---
id: "entity-mit-d11"
type: "entity"
entityType: "organization"
canonicalName: "MIT"
aliases: ["Massachusetts Institute of Technology"]
source_timestamps: ["§ How Companies Are Using Agentic AI to Negotiate"]
tags: ["academia", "ai-research"]
related: ["concept-agentic-ai-negotiation", "question-ai-negotiation-ceiling"]
sources: ["ecosystem"]
sourceVaultSlug: "hbr-seg-ecosystem"
originDay: 11
articleStem: "hbr-nm-103-big-companies-negotiate-deals"
sourceUrl: "https://hbr.org/2026/01/why-big-companies-struggle-to-negotiate-great-deals"

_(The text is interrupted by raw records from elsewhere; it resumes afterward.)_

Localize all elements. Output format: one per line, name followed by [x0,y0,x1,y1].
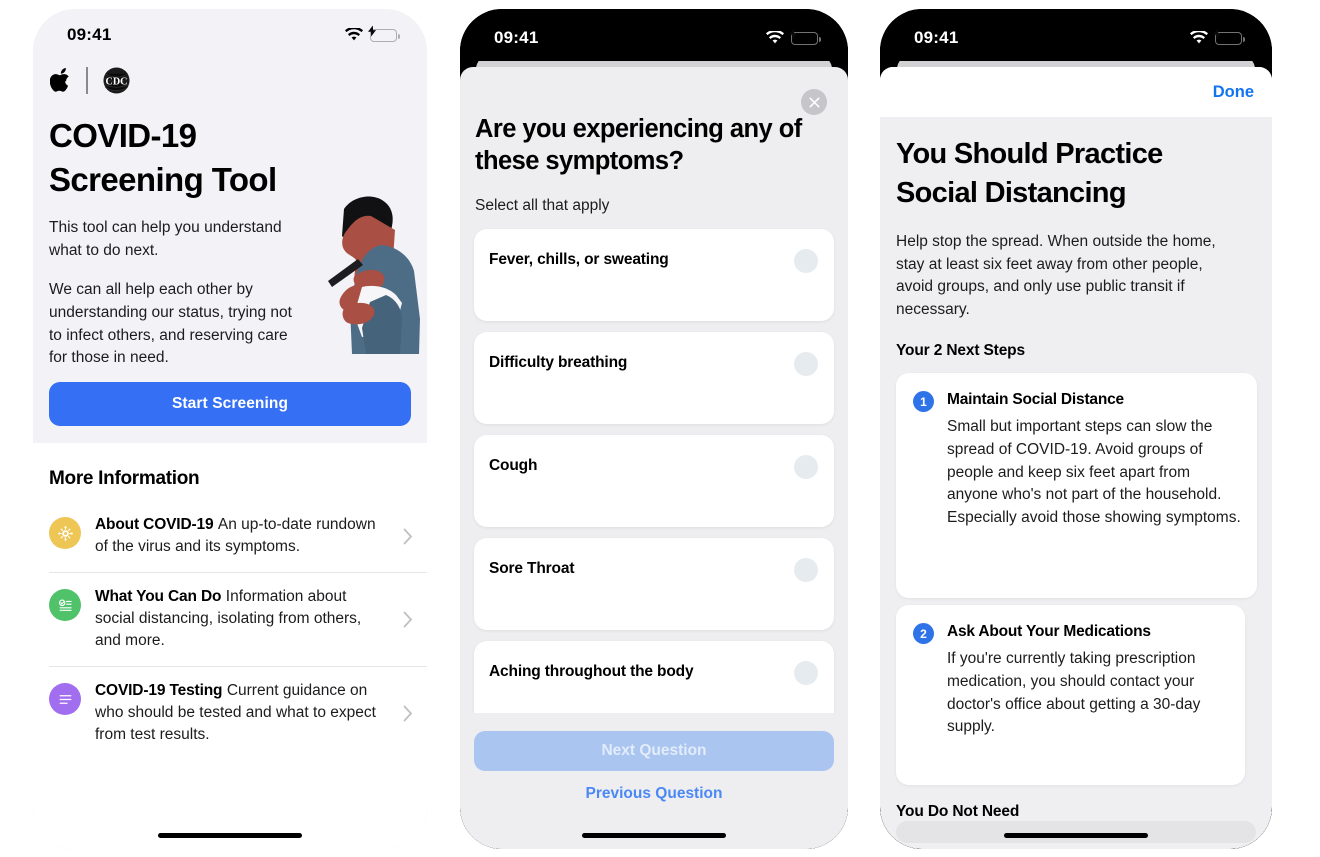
phone-1-home-screen: 09:41 CDC COVID-19 Screening Tool This t… [33,9,427,849]
status-bar-3: 09:41 [880,9,1272,61]
more-information-heading: More Information [49,468,200,489]
next-step-card-2[interactable]: 2 Ask About Your Medications If you're c… [896,605,1245,785]
info-row-covid-testing[interactable]: COVID-19 Testing Current guidance on who… [33,666,427,760]
symptom-card-2[interactable]: Cough [474,435,834,527]
you-do-not-need-heading: You Do Not Need [896,803,1020,820]
more-information-section: More Information About COVID-19 An up-to… [33,443,427,849]
navigation-bar: Done [880,67,1272,117]
svg-text:CDC: CDC [105,76,127,87]
intro-paragraph-2: We can all help each other by understand… [49,281,292,367]
charging-bolt-icon [1213,28,1222,40]
symptoms-footer: Next Question Previous Question [460,713,848,849]
status-indicators [345,25,400,42]
phone-1-screen: 09:41 CDC COVID-19 Screening Tool This t… [33,9,427,849]
info-row-about-covid[interactable]: About COVID-19 An up-to-date rundown of … [33,500,427,572]
step-number-badge: 2 [913,623,934,644]
symptom-label: Difficulty breathing [489,354,628,371]
question-title: Are you experiencing any of these sympto… [475,115,802,176]
symptom-card-3[interactable]: Sore Throat [474,538,834,630]
results-title: You Should Practice Social Distancing [896,138,1163,209]
next-steps-heading: Your 2 Next Steps [896,342,1025,359]
info-row-title: What You Can Do [95,588,222,605]
home-indicator [1004,833,1148,838]
status-indicators [766,28,821,45]
partner-logos: CDC [50,67,130,94]
symptom-radio-4[interactable] [794,661,818,685]
symptom-card-0[interactable]: Fever, chills, or sweating [474,229,834,321]
charging-bolt-icon [368,25,377,37]
symptom-label: Aching throughout the body [489,663,694,680]
battery-charging-icon [1213,28,1245,45]
close-icon[interactable] [801,89,827,115]
home-indicator [582,833,726,838]
step-title: Maintain Social Distance [947,391,1124,408]
phone-1-hero: CDC COVID-19 Screening Tool This tool ca… [33,9,427,434]
intro-paragraph-1: This tool can help you understand what t… [49,219,282,259]
phone-2-symptoms-screen: 09:41 Are you experiencing any of these … [460,9,848,849]
symptom-radio-1[interactable] [794,352,818,376]
status-bar-2: 09:41 [460,9,848,61]
info-row-what-you-can-do[interactable]: What You Can Do Information about social… [33,572,427,666]
phone-3-results-screen: 09:41 Done You Should Practice Social Di… [880,9,1272,849]
step-title: Ask About Your Medications [947,623,1151,640]
wifi-icon [766,31,784,44]
results-paragraph: Help stop the spread. When outside the h… [896,233,1216,318]
status-time: 09:41 [914,28,959,47]
status-time: 09:41 [67,25,112,44]
charging-bolt-icon [789,28,798,40]
symptom-label: Cough [489,457,538,474]
symptom-radio-3[interactable] [794,558,818,582]
symptom-radio-0[interactable] [794,249,818,273]
info-row-body: What You Can Do Information about social… [95,586,389,652]
info-row-title: About COVID-19 [95,516,214,533]
home-indicator [158,833,302,838]
step-description: Small but important steps can slow the s… [947,418,1241,527]
logo-divider [86,67,88,94]
symptom-card-1[interactable]: Difficulty breathing [474,332,834,424]
screenshot-stage: 09:41 CDC COVID-19 Screening Tool This t… [0,0,1320,857]
phone-2-screen: 09:41 Are you experiencing any of these … [460,9,848,849]
wifi-icon [1190,31,1208,44]
info-row-title: COVID-19 Testing [95,682,223,699]
battery-charging-icon [368,25,400,42]
info-row-body: About COVID-19 An up-to-date rundown of … [95,514,389,558]
symptom-label: Sore Throat [489,560,575,577]
status-indicators [1190,28,1245,45]
symptom-label: Fever, chills, or sweating [489,251,669,268]
done-button[interactable]: Done [1213,83,1254,102]
info-row-body: COVID-19 Testing Current guidance on who… [95,680,389,746]
virus-icon [49,517,81,549]
next-question-button[interactable]: Next Question [474,731,834,771]
chevron-right-icon [403,611,413,627]
step-description: If you're currently taking prescription … [947,650,1201,736]
horizontal-scroll-track[interactable] [896,821,1256,843]
status-time: 09:41 [494,28,539,47]
checklist-icon [49,589,81,621]
person-using-phone-illustration [292,189,427,354]
symptom-radio-2[interactable] [794,455,818,479]
battery-charging-icon [789,28,821,45]
symptoms-modal-sheet: Are you experiencing any of these sympto… [460,67,848,849]
start-screening-button[interactable]: Start Screening [49,382,411,426]
step-number-badge: 1 [913,391,934,412]
phone-3-screen: 09:41 Done You Should Practice Social Di… [880,9,1272,849]
wifi-icon [345,28,363,41]
next-step-card-1[interactable]: 1 Maintain Social Distance Small but imp… [896,373,1257,598]
document-lines-icon [49,683,81,715]
results-modal-sheet: Done You Should Practice Social Distanci… [880,67,1272,849]
chevron-right-icon [403,528,413,544]
cdc-logo-icon: CDC [102,67,130,94]
status-bar-1: 09:41 [33,9,427,55]
question-subtitle: Select all that apply [475,197,610,214]
previous-question-button[interactable]: Previous Question [460,785,848,803]
chevron-right-icon [403,705,413,721]
apple-logo-icon [50,68,69,92]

sourceTitle: "Why Big Companies Struggle to Negotiate Great Deals"
---
# MIT

**Role in this source:** Cited as host of a **2025 AI Negotiation Competition** in which (per the article) over 200 AI agents competed in multi-issue scenarios, proving bots can reach agreements and that strategy significantly affects value creation — evidence for [[concept-agentic-ai-negotiation]].

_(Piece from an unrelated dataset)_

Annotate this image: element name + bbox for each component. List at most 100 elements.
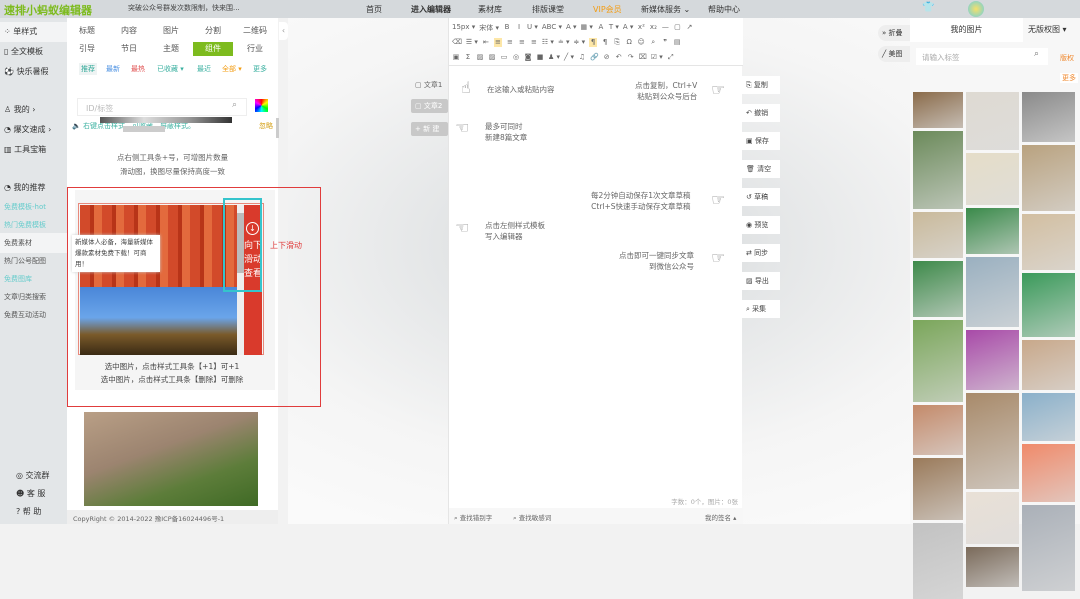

**Profile:** Research university; hosts extensive AI and economics work, including automated-negotiation research.

**Enrichment caveat — important:** As of 2024 there is **no public record of a 'MIT 2025 AI Negotiation Competition' with 200+ agents** under that name. The real, documented analogue is the long-running **Automated Negotiating Agents Competition (ANAC)**, which does demonstrate that AI agents can reach agreements and that strategy shapes outcomes. Treat the specific MIT-competition claim as unverified; the underlying point about bot feasibility stands on ANAC-style evidence. Related open question: [[question-ai-negotiation-ceiling]].